Una gestión basada en la armonía técnica
En sus primeras declaraciones tras conocerse el nombramiento, Cobos fue tajante respecto al clima de trabajo que pretende imponer. “Lo que voy a buscar desde un principio es lograr que haya armonía y entendimiento entre las áreas administrativas y técnicas para que se pueda cumplir con la función del ente”, señaló.
Según el nuevo interventor, los desacuerdos políticos no pueden interferir en la regulación de los servicios públicos. “No puede el Ersept cumplir si hay chispazos o internas, porque alguien tiene que fijar una política clara y los demás la debemos cumplir”, advirtió.
En ese sentido, lanzó un mensaje directo hacia adentro del organismo. “Si no están de acuerdo, se tendrán que correr o tendrá que cambiar el interventor”, insistió.

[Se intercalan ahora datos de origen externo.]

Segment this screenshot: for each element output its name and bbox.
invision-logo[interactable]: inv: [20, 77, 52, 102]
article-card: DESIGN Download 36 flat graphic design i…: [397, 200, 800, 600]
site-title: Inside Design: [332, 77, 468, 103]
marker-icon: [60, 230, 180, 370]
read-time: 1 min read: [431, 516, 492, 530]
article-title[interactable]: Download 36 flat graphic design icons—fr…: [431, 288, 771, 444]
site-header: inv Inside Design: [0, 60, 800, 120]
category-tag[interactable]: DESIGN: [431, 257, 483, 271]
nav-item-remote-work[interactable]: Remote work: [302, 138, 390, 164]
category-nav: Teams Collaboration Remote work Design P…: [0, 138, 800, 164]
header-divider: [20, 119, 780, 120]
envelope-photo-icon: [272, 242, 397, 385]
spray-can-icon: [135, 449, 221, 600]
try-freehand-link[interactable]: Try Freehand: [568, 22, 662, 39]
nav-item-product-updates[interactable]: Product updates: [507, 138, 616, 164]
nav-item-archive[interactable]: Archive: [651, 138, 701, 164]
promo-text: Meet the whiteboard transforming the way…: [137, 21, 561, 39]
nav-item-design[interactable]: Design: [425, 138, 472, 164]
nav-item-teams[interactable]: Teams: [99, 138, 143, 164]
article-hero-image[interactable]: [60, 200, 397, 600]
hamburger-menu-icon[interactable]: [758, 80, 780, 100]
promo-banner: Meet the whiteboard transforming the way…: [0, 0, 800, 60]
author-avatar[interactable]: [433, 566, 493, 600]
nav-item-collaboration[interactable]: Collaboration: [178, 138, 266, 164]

El pedido de Jaldo fue «ordenar y normalizar»
Cobos reveló que mantuvo una reunión con el gobernador Jaldo, quien le marcó la línea para esta nueva etapa. Según explicó, la prioridad absoluta es la regularización de los procesos internos que se vieron afectados por la disputa entre Ascárate y Lausberg.
“El gobernador me pidió que ordenemos, que normalicemos más que nada. No es que haya desorden, sino que lo pongamos a funcionar administrativamente para que después se pueda ejecutar el manual de misión”, detalló Cobos. La intención del Ejecutivo es que el Ersept recupere su perfil técnico y operativo, alejándolo de los cruces mediáticos y judiciales que marcaron las últimas semanas.
El fin de una convivencia insostenible
La llegada de Cobos busca cerrar la herida abierta por el enfrentamiento entre Ascárate y Lausberg, que incluyó intimaciones por expedientes y acusaciones cruzadas sobre la validez de las firmas en las resoluciones. El conflicto había escalado a tal punto que la subinterventora llegó a intimar formalmente a su superior para que cesara cualquier orden que no contara con su aval.
Este escenario de parálisis administrativa fue el que forzó la salida del dirigente radical y la rápida reacción de la Casa de Gobierno. A partir de hoy a las 12, con la jura de Cobos, el Ersept inicia una etapa de transición donde el desafío principal será restaurar la autoridad institucional y garantizar que el control de los servicios públicos en la provincia no se vea afectado por las diferencias políticas de sus conductores.